My episodes don’t always come with a fear for my direct safety. It’s usually more a fear of a lack of privacy.
But yeah, when I have feared for my life I usually don’t respond outwardly or do much to try to prevent it. The self-hospitalization was one of the few exceptions…I started considering suicide because my paranoia had me convinced that the death I was faced with was far worse, more painful, and more drawn out than anything I could inflict on myself. But the suicidal thoughts scared me so much that I went to the hospital–besides, I figured since I’d be in the psych ward there’d be enough security, cameras, and witnesses to deter any kind of attack. The paranoia hasn’t gotten that bad since, but I definitely experience chronic paranoia…it just gets worse during episodes, and when I’m not hallucinating it usually just comes in the form of fear of people judging me.

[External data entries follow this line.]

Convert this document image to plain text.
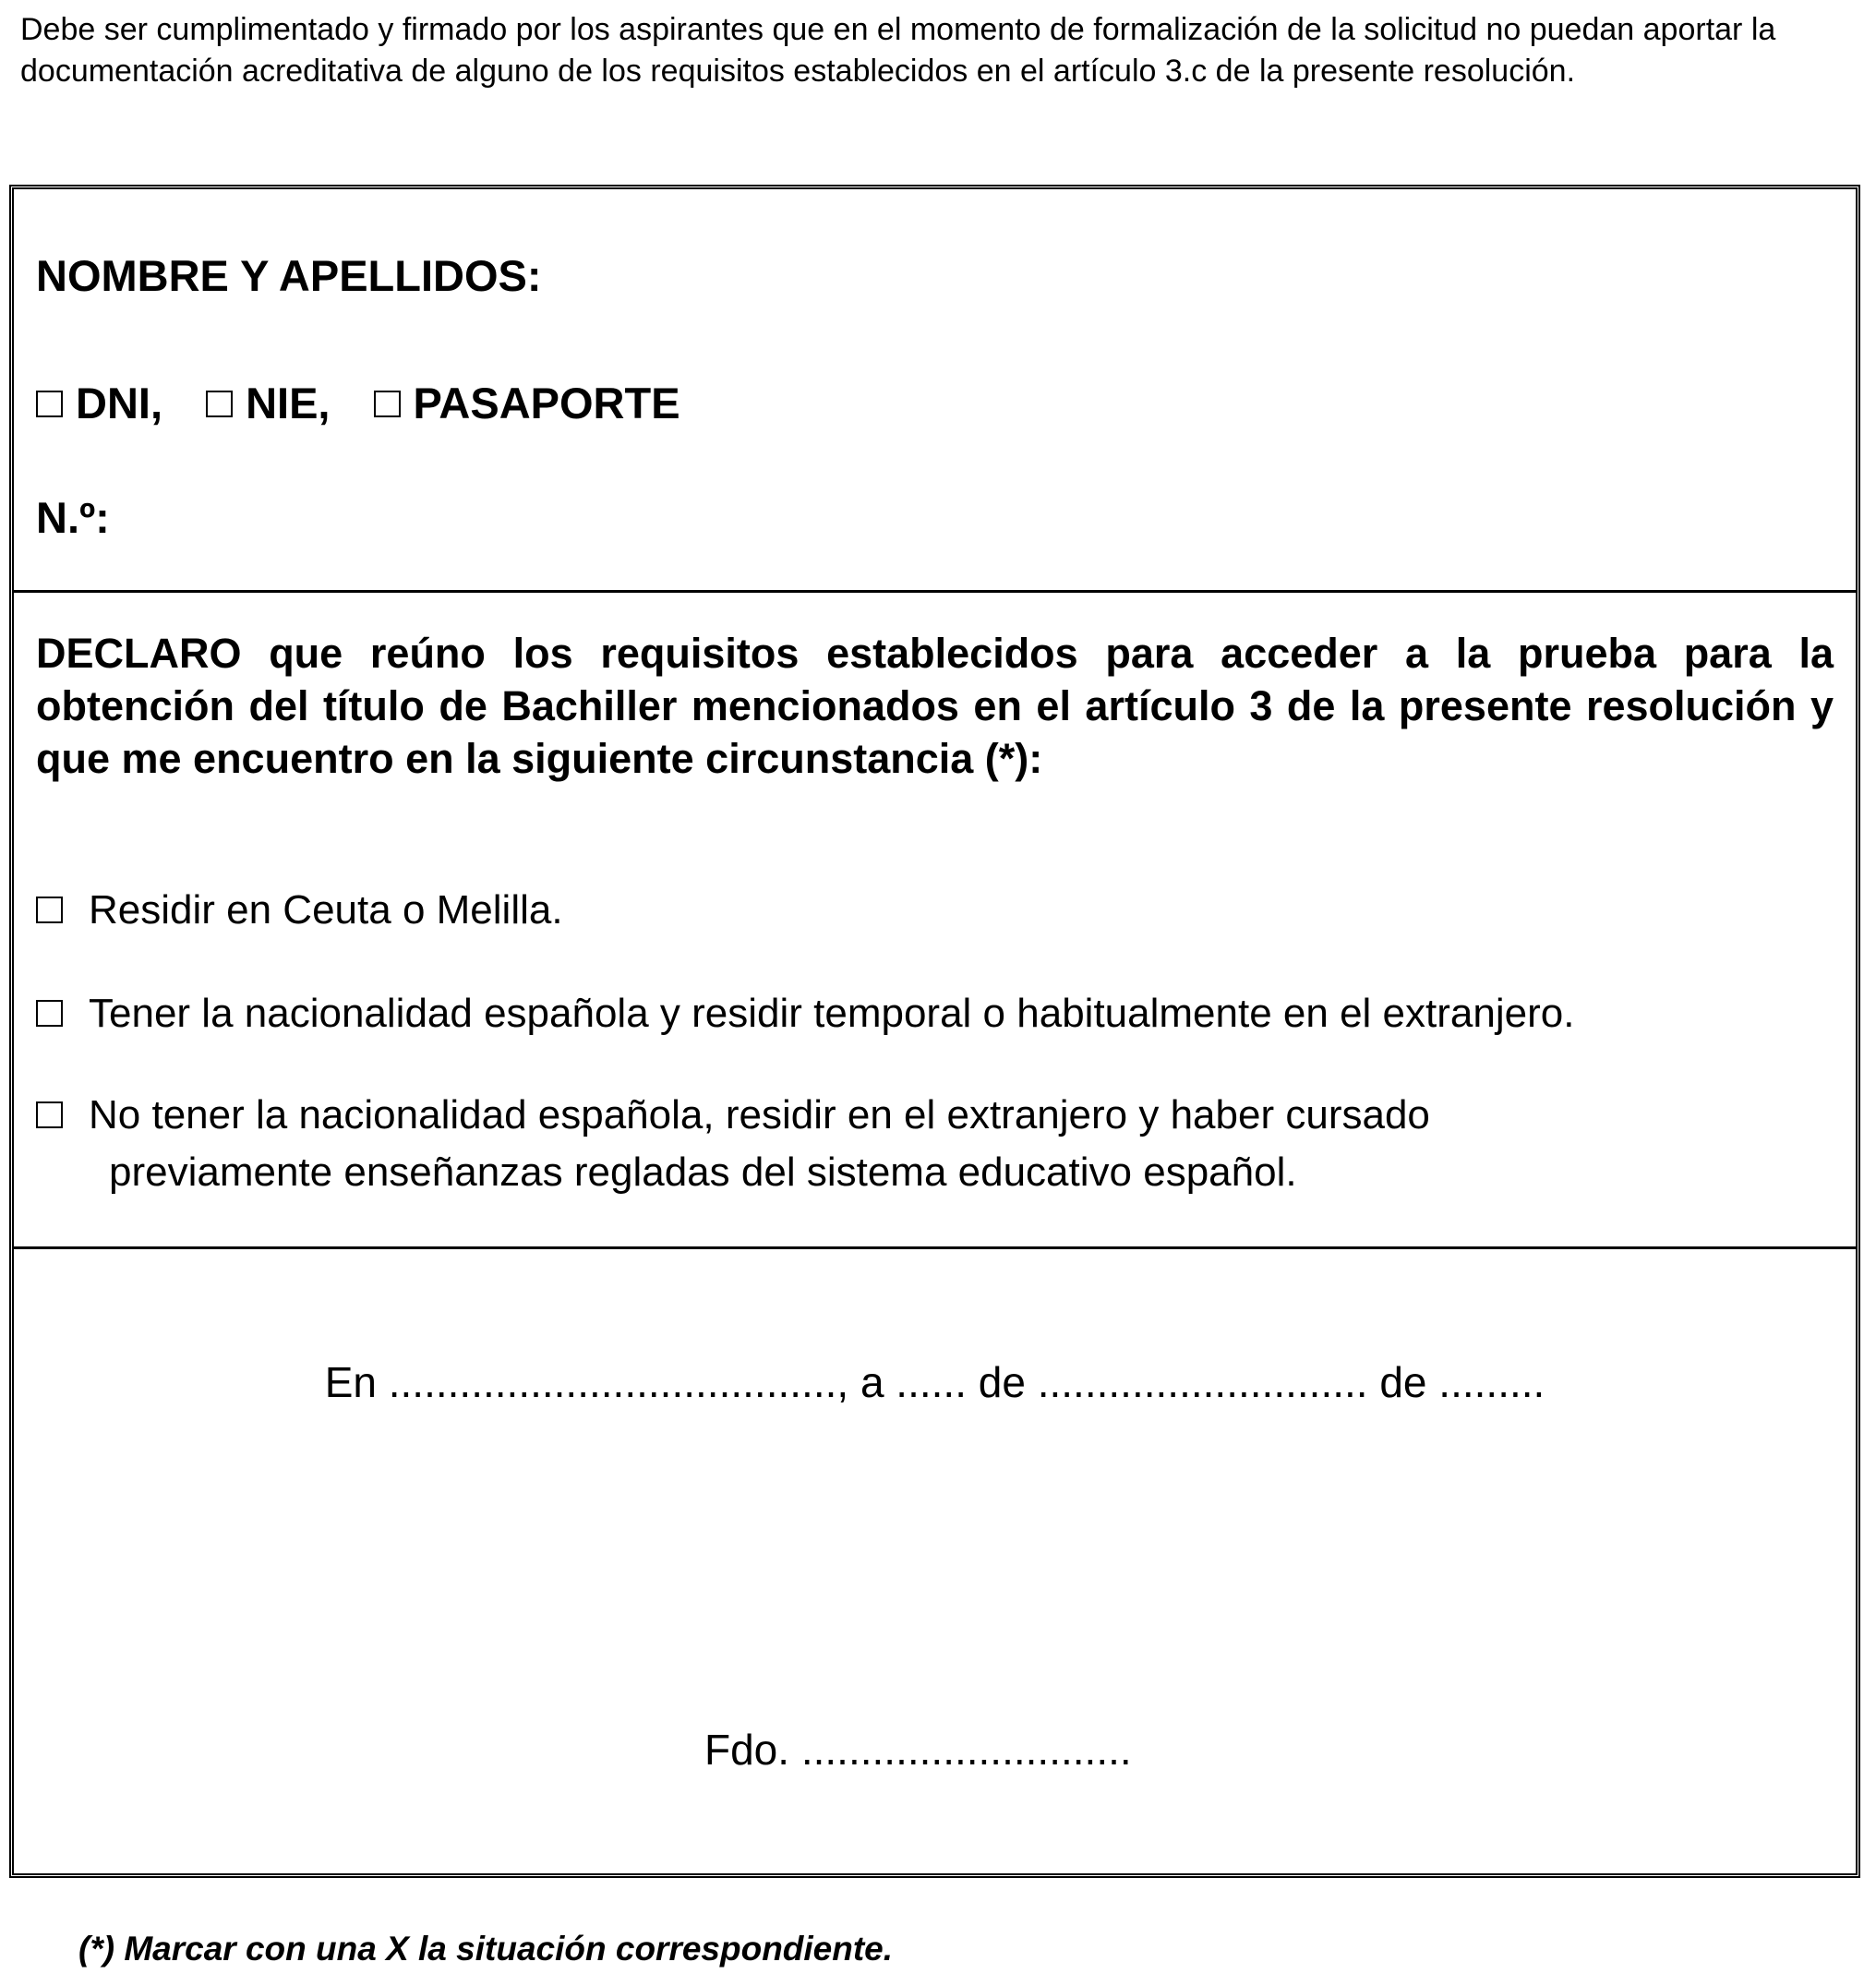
Debe ser cumplimentado y firmado por los aspirantes que en el momento de formalización de la solicitud no puedan aportar la documentación acreditativa de alguno de los requisitos establecidos en el artículo 3.c de la presente resolución.
NOMBRE Y APELLIDOS:
DNI, NIE, PASAPORTE
N.º:
DECLARO que reúno los requisitos establecidos para acceder a la prueba para la obtención del título de Bachiller mencionados en el artículo 3 de la presente resolución y que me encuentro en la siguiente circunstancia (*):
Residir en Ceuta o Melilla.
Tener la nacionalidad española y residir temporal o habitualmente en el extranjero.
No tener la nacionalidad española, residir en el extranjero y haber cursado
previamente enseñanzas regladas del sistema educativo español.
En ......................................, a ...... de ............................ de .........
Fdo. ............................
(*) Marcar con una X la situación correspondiente.
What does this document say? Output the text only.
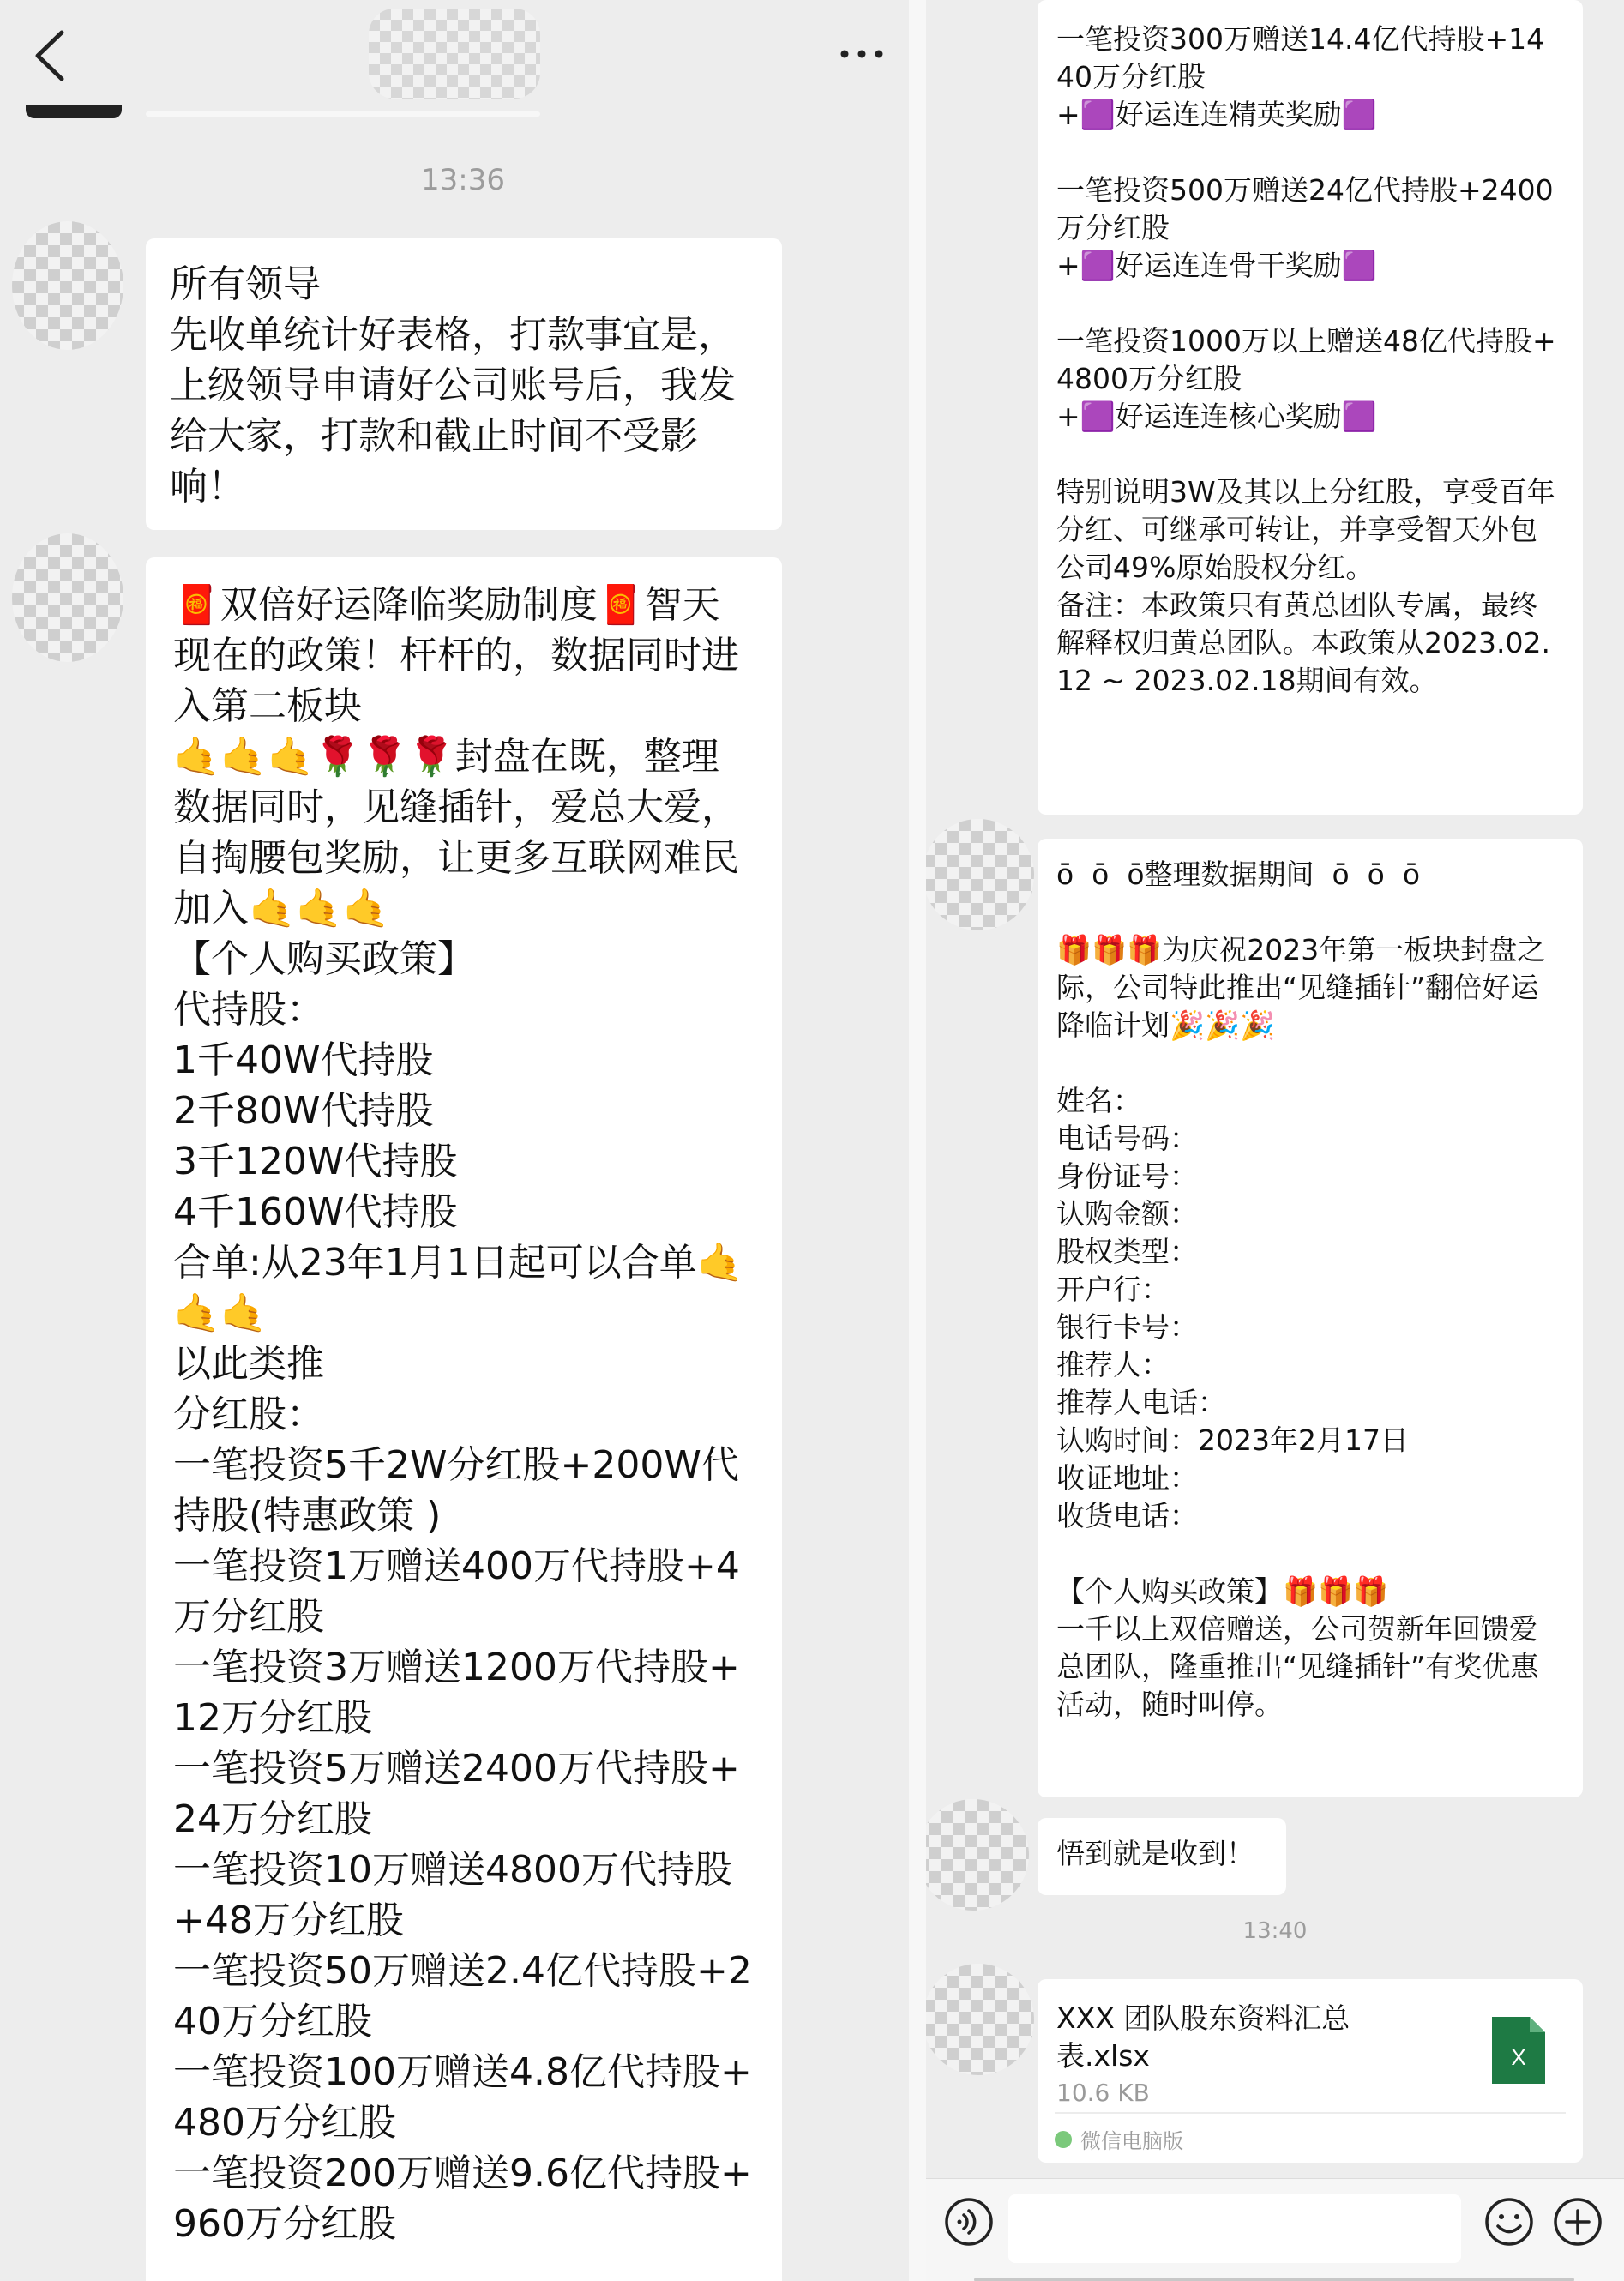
13:36
所有领导
先收单统计好表格，打款事宜是，上级领导申请好公司账号后，我发给大家，打款和截止时间不受影响！
🧧双倍好运降临奖励制度🧧智天现在的政策！杆杆的，数据同时进入第二板块
🤙🤙🤙🌹🌹🌹封盘在既，整理数据同时，见缝插针，爱总大爱，自掏腰包奖励，让更多互联网难民加入🤙🤙🤙
【个人购买政策】
代持股：
1千40W代持股
2千80W代持股
3千120W代持股
4千160W代持股
合单:从23年1月1日起可以合单🤙🤙🤙
以此类推
分红股：
一笔投资5千2W分红股+200W代持股(特惠政策 )
一笔投资1万赠送400万代持股+4万分红股
一笔投资3万赠送1200万代持股+12万分红股
一笔投资5万赠送2400万代持股+24万分红股
一笔投资10万赠送4800万代持股+48万分红股
一笔投资50万赠送2.4亿代持股+240万分红股
一笔投资100万赠送4.8亿代持股+480万分红股
一笔投资200万赠送9.6亿代持股+960万分红股
一笔投资300万赠送14.4亿代持股+1440万分红股
+🟪好运连连精英奖励🟪

一笔投资500万赠送24亿代持股+2400万分红股
+🟪好运连连骨干奖励🟪

一笔投资1000万以上赠送48亿代持股+4800万分红股
+🟪好运连连核心奖励🟪

特别说明3W及其以上分红股，享受百年分红、可继承可转让，并享受智天外包公司49%原始股权分红。
备注：本政策只有黄总团队专属，最终解释权归黄总团队。本政策从2023.02.12 ~ 2023.02.18期间有效。
ō  ō  ō整理数据期间  ō  ō  ō

🎁🎁🎁为庆祝2023年第一板块封盘之际，公司特此推出“见缝插针”翻倍好运降临计划🎉🎉🎉

姓名：
电话号码：
身份证号：
认购金额：
股权类型：
开户行：
银行卡号：
推荐人：
推荐人电话：
认购时间：2023年2月17日
收证地址：
收货电话：

【个人购买政策】🎁🎁🎁
一千以上双倍赠送，公司贺新年回馈爱总团队，隆重推出“见缝插针”有奖优惠活动，随时叫停。
悟到就是收到！
13:40
XXX 团队股东资料汇总表.xlsx
10.6 KB
X
微信电脑版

Since the topic of actual diagnoses came up, I guess I should disclose that I used to be diagnosed with paranoid schizophrenia but have since been told it was a misdiagnosis. My current list is PTSD, bipolar type II, anxiety, substance abuse, and “personality disorder with dependent tendencies.” But I often wonder if the original diagnosis wasn’t correct
yea I mean hospitals definitely suck, its not private and there are other sick people there, you’ve got visitors coming in and nurses and doctors doing rounds, its really a zoo, and I would prefer to avoid them at all costs, unless its a nice cushy private hospital then sometimes they can be fun. In your case (and in my case most of the time) I can be treated as an outpatient and just recover at home. I think thats the most reasonable way to go about it. Hospitals are generally for major emergencies and if you have a little experience with your illness you probably won’t need to go to one.
I’ve been there, @Anna. I still make sure to draw the blinds and unplug every camera I can. My phone freaks me out pretty often.
I’ll admit, it’s REALLY hard for me to remember that my hallucinations aren’t real. For a minute this time around I tried to tell myself that since they were probably manifestations of my internal thoughts, maybe they could give me insight into my real thoughts/feelings–at the time of onset this time, my life was falling apart around me…my mom thought she’d only have about 2 months to live, for one, but she has a much better prognosis now. Anyway, the more I listened, the easier it was to get caught up into the strange fantasy world the hallucinations presented. During each episode, I’ve always wanted it to be real for some reason or other. Until it turns bad…
I hope that never happens. My parents have the same view of hospitalization as me so I think they will be unlikely to forcibly commit me if I’m not a danger. What were you doing that got you hospitalized?